Swansea’s UK Tidal Lagoon generates 320MW/h
We should take advantage of the sea that surrounds countries such as the USA, the UK, Australia, Japan and many other countries. It is about time we stopped using nuclear power plants and fossil fuels and instead use the sea’s tidal waves as the most significant power station on the planet.
The combined energy production in the UK from gas, steam, coal, nuclear, hydro, wind, solar and others is about 396GW per annum. In the USA, it is about 4.5TW and China has the largest production at 5.5TW, while the global potential to generate electricity from tidal waves is much more than humankind needs and consumes. However, geographical location influences the production capacity. Some locations can generate more electricity than others, depending on the tidal rise and fall and the strength of the waves.
The estimated electricity generated from the coastline of the USA could be 2,100 TW/h from tidal waves and many feasibility studies are showing it is possible to produce hundreds of megawatts in each project or bay. However, they have not tapped into this abundant energy source of the sea and, although a few small projects have fed the national electricity grid, it is still a drop in the ocean.
Several technologies can utilize the tides and waves to generate electricity. There are a few projects around the world producing hundreds of megawatts, but it is a small percentage and must be used to its full potential.
The question is, why do electricity companies do not invest enough in renewable energies? Perhaps, in more enlightened times of humankind and when ethics rise above the greed for money, they will go Eco to produce electricity from renewable sources.
When renewable energy is mass produced in much more efficient ways, it becomes cheaper, greener, a longer-lasting investment and more ethical. All that it takes is for the politicians to encourage companies to go in this direction and for people to use renewable energy only.

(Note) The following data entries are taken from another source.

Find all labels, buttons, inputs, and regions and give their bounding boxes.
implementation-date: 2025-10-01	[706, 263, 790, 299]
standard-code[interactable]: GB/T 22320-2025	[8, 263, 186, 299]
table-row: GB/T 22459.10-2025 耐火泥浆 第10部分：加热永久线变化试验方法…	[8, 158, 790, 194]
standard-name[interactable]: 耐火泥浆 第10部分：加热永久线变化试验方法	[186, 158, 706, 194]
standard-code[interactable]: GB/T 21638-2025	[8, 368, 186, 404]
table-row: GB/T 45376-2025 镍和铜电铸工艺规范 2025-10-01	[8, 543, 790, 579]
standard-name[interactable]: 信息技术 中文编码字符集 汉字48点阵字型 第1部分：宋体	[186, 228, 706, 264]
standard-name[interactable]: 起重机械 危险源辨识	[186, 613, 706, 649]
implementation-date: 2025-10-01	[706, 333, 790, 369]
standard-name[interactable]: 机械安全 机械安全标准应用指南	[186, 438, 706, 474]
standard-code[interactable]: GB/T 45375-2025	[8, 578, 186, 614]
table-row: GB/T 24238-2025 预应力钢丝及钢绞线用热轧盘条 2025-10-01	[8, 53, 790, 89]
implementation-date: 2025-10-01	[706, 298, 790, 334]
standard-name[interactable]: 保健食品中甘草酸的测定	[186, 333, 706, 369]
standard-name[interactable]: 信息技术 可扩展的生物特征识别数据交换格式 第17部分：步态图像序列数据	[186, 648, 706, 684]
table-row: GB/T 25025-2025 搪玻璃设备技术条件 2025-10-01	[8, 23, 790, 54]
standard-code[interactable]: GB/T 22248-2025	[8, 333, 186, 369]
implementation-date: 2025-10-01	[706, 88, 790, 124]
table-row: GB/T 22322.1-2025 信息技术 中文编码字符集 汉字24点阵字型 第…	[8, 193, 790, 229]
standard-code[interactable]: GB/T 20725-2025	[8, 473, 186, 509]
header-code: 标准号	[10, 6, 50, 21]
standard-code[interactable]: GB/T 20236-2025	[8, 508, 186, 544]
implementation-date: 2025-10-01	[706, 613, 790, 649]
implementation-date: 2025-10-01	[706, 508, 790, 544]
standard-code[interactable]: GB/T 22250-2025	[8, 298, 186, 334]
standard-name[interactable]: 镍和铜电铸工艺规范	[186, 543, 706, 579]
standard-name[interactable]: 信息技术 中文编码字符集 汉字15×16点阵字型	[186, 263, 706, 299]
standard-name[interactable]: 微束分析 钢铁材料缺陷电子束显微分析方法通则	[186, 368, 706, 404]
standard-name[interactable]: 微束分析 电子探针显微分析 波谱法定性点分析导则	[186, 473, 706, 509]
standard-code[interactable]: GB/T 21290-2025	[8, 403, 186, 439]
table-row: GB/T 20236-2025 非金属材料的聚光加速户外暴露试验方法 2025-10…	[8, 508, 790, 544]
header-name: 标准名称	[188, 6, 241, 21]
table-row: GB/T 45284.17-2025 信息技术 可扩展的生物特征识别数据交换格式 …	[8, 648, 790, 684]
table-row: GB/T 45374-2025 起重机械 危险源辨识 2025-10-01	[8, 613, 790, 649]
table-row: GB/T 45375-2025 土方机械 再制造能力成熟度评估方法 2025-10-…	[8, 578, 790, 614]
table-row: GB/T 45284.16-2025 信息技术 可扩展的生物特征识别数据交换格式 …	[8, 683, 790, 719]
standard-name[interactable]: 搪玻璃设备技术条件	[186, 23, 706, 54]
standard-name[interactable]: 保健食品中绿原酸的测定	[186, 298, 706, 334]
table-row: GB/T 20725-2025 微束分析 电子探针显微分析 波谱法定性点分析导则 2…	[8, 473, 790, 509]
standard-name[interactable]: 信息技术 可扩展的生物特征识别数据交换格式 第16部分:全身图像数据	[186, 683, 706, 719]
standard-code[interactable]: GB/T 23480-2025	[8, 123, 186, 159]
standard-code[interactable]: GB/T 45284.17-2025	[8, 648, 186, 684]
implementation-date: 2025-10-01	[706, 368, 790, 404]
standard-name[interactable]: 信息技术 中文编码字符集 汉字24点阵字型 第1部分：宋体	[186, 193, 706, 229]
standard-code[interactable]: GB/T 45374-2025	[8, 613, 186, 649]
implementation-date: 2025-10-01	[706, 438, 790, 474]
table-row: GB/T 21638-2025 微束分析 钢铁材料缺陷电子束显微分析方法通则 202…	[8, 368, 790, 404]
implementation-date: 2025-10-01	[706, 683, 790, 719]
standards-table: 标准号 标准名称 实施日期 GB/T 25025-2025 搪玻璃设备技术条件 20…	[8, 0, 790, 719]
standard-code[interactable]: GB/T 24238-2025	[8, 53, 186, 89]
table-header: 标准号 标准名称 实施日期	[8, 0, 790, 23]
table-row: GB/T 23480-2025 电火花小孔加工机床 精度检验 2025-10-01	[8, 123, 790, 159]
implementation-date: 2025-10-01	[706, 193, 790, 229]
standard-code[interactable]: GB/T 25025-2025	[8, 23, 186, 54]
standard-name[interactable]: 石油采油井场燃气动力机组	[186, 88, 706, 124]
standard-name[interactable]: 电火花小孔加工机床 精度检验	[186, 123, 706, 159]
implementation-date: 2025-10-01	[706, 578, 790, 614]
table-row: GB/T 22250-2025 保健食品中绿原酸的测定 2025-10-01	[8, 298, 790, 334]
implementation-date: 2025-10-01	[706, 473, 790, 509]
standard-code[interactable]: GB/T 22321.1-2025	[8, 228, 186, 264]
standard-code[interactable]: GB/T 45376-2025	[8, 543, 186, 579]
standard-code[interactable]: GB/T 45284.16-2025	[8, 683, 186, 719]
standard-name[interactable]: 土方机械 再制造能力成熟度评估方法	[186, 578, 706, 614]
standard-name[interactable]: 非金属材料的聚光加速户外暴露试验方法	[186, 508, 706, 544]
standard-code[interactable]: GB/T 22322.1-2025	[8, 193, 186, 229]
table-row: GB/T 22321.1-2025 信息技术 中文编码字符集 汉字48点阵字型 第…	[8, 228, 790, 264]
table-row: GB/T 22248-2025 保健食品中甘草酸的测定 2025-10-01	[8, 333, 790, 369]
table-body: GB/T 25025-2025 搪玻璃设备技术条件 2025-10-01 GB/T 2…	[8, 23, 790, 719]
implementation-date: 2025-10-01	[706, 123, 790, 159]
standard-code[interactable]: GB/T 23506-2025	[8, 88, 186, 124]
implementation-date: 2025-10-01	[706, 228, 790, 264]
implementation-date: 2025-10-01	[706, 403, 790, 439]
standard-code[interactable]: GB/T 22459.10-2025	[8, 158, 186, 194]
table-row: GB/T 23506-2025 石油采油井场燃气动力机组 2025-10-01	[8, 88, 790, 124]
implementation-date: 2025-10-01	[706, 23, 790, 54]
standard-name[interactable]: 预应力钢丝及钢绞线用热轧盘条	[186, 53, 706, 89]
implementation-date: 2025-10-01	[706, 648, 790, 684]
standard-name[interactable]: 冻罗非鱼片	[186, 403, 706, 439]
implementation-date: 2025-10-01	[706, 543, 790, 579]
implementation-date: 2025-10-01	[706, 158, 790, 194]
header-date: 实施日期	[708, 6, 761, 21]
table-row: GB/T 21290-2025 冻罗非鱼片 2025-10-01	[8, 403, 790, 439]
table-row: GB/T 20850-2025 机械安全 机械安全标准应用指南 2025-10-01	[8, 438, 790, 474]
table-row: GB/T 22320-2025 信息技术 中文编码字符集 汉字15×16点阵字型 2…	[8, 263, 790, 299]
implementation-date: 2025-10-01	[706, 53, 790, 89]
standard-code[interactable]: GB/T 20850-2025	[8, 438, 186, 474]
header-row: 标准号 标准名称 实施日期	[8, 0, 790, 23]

Interestingly, in June 2015, the Department of Energy and Climate Change in the UK granted planning permission to construct the first tidal-lagoon power plant in the world and planning for six more. Each tidal lagoon would have a capacity of 320MW. I hope this technology will become the future for replacing nuclear and fossil-fuel sources of electricity, once the influence of the traditional electricity companies diminishes and politicians become more ethical.
The tidal lagoon is at Swansea Bay in South Wales in the UK. The bay has the advantage of tides rising from 7 to 9 meters high. It is 11 kilometers long and is used for recreation, preserving marine life and farming fish to eat.
The electricity is generated from 26 low-head belt turbines under a 550-meter-long concrete-housing structure. Each turbine is 6 meters high and 18 meters long and is capable of generating 16MW/h, which is double the 8MW/h capacity of the largest Danish wind turbine. As the tide rises, the wicket gates close to create a sea-water level difference and when the gates open the water flows forwards and backwards to rotate the turbine clockwise and anti-clockwise four times a day. The low-head belt turbine drives a motor to generate electricity.
I hope projects like this become international, costs less and are subsidized by governments, unaffected by the influence of the traditional electricity companies.
Nicola Tesla, the inventor of today’s alternating-current (AC) form of electricity, wanted to convert lightning into electricity. He died in 1943 without achieving his dream of giving free electricity to everyone on the planet. Electricity companies have made profits of trillions from his invention and he died impoverished in a hotel room.